2. Express Integration

Use the Express middleware to automatically inject Pulse context into each request.

import { pulse } from "@pulse/core";
import { usePulse } from "@pulse/express";
import express from "express";

const host = process.env["HOST"] ?? "localhost";
const port = process.env["PORT"] ? Number(process.env["PORT"]) : 9000;

const app = express();

// Initialize Pulse middleware with configuration
app.use(
usePulse({
app: "your-app-name",
})
);

app.get("/", async (_req, res) => {
let settingValue = null;

try {
settingValue = await pulse.get("setting_name", "tag_name");
} catch (error) {
settingValue = { error: "Failed to fetch setting" };
}

res.send({
message: "Hello API!",
setting: settingValue,
});
});

Key Points:

  • The middleware is initialized with your app name.
  • In route handlers, you can access the Pulse context and fetch settings asynchronously.
  • Error handling is included for robustness.

3. NestJS Integration

Use the NestJS module and middleware for seamless integration.

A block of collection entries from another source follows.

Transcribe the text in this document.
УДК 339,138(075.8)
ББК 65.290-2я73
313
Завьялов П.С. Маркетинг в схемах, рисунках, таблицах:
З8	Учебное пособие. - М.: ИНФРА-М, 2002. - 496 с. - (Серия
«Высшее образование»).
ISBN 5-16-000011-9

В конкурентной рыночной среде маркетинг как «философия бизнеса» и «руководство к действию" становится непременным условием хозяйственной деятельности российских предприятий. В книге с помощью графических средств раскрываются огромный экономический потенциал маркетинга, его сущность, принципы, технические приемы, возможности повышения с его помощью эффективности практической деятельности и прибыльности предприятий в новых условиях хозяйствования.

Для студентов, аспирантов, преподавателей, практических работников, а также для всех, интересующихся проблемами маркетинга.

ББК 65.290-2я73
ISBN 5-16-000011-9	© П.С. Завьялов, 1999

import { Module } from "@nestjs/common";
import { PulseModule } from "@pulse/nest";

@Module({
imports: [PulseModule.forRoot(config)],
})
export class AppModule {}
  • The PulseMiddleware is automatically applied to all routes.
  • Inject the Pulse client or access context in your services/controllers as needed.

API Reference

createClient(config)

Creates a Pulse client instance with the given configuration.

Express: usePulse(config)

Returns Express middleware that injects Pulse context into each request.

NestJS: PulseModule.forRoot(config)

Registers the Pulse module and middleware for your NestJS app.


Notes

  • Always initialize the SDK with your application name and relevant configuration.
  • For advanced scenarios, refer to the SDK source or contact the Pulse team.